March 24, 2025
Build & Learn

Detecting low confidence words from Speech-to-Text with Node.js

Learn how to identify potential issues in your transcripts using AssemblyAI and Node.js

By 
Ryan O'Connor
Senior Developer Educator
Ryan O'Connor
Michelle Asuamah
Senior Developer Educator
Senior API Support Engineer
Ryan O'Connor
Senior Developer Educator
Michelle Asuamah
Senior API Support Engineer

Speech-to-Text models today are more accurate than ever and can transcribe speech with unbelievable fidelity. Modern models like Universal are even able to capture the high-resolution details of transcripts, like proper nouns, punctuation, and formatting.

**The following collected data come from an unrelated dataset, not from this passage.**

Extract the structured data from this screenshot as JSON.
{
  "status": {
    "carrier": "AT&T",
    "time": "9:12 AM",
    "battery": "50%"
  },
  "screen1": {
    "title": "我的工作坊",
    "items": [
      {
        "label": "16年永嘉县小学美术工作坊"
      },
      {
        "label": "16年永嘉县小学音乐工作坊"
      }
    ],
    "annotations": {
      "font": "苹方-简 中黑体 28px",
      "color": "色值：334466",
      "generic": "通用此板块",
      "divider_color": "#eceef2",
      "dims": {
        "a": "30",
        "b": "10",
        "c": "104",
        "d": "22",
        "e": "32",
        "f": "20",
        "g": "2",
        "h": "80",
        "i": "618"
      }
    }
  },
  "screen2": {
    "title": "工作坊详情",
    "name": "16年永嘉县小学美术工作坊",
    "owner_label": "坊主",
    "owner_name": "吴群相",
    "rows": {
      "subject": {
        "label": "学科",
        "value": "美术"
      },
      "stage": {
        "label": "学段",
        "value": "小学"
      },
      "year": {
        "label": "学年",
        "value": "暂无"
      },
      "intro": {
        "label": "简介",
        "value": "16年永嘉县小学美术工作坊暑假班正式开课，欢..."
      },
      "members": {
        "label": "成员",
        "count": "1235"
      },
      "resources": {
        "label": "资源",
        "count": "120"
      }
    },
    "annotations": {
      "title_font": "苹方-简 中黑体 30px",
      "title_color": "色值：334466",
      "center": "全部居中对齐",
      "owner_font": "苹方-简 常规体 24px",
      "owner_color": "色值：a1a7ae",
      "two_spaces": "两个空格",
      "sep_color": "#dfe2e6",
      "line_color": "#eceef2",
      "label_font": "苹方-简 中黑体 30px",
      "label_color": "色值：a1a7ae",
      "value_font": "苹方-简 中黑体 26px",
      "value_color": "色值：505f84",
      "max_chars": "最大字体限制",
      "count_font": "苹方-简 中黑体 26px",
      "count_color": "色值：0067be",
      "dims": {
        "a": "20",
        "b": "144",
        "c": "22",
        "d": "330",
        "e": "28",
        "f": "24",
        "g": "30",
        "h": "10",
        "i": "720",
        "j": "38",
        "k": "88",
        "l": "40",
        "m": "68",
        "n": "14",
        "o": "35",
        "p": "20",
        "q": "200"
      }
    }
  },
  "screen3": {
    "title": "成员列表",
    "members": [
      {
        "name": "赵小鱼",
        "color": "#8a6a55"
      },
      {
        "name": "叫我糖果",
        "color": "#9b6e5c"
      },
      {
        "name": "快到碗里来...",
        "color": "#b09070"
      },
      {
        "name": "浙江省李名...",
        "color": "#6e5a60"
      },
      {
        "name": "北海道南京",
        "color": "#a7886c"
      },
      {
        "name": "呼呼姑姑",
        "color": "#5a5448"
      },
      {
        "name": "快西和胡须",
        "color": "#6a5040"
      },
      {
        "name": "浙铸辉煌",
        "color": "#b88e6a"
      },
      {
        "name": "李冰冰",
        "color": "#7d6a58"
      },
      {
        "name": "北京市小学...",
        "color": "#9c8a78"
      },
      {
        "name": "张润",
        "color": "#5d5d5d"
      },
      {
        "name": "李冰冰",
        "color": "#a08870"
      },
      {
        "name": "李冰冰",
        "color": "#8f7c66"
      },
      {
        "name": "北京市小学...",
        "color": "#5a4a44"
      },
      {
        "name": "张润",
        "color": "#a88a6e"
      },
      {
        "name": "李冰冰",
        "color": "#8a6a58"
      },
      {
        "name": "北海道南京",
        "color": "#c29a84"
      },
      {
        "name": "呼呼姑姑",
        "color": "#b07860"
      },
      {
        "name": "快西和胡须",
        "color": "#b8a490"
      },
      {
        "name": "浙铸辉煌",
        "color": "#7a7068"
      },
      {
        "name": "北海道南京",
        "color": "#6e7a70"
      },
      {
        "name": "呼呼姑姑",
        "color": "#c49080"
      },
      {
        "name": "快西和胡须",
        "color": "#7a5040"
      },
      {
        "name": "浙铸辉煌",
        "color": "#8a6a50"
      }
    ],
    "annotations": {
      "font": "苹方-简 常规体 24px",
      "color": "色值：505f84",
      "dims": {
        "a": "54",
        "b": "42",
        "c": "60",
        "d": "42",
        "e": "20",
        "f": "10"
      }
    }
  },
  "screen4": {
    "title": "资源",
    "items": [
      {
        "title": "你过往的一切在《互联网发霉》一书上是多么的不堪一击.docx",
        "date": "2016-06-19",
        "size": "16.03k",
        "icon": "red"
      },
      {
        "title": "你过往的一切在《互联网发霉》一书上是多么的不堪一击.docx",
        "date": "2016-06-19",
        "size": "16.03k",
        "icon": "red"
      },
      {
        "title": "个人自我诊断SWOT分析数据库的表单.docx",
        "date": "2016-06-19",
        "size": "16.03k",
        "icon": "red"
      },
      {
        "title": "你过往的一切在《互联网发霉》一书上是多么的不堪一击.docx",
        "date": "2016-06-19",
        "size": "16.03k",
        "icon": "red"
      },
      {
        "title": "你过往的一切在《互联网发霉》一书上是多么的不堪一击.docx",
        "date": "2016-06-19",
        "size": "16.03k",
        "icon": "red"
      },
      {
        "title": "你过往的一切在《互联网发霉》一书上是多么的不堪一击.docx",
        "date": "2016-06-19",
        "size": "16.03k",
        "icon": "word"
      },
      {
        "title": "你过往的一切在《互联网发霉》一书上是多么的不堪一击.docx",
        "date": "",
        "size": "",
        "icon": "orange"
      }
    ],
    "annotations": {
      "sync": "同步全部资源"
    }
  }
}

But even the best AI speech recognition models can struggle on certain words, especially if the audio quality is low or a speaker is not speaking clearly. The good news? You can identify these potentially problematic sections by checking the confidence scores that come with your transcripts. This allows you to, for example, flag sentences that potentially have errors for manual review.

In this guide, you'll learn how to detect sentences containing words with low confidence scores using AssemblyAI in Node.js.

Understanding Confidence Scores

Each word, utterance, sentence, and paragraph in an AssemblyAI transcript comes with a confidence score ranging from 0.0 (low confidence) to 1.0 (high confidence). These scores represent how certain the model was when transcribing that particular word.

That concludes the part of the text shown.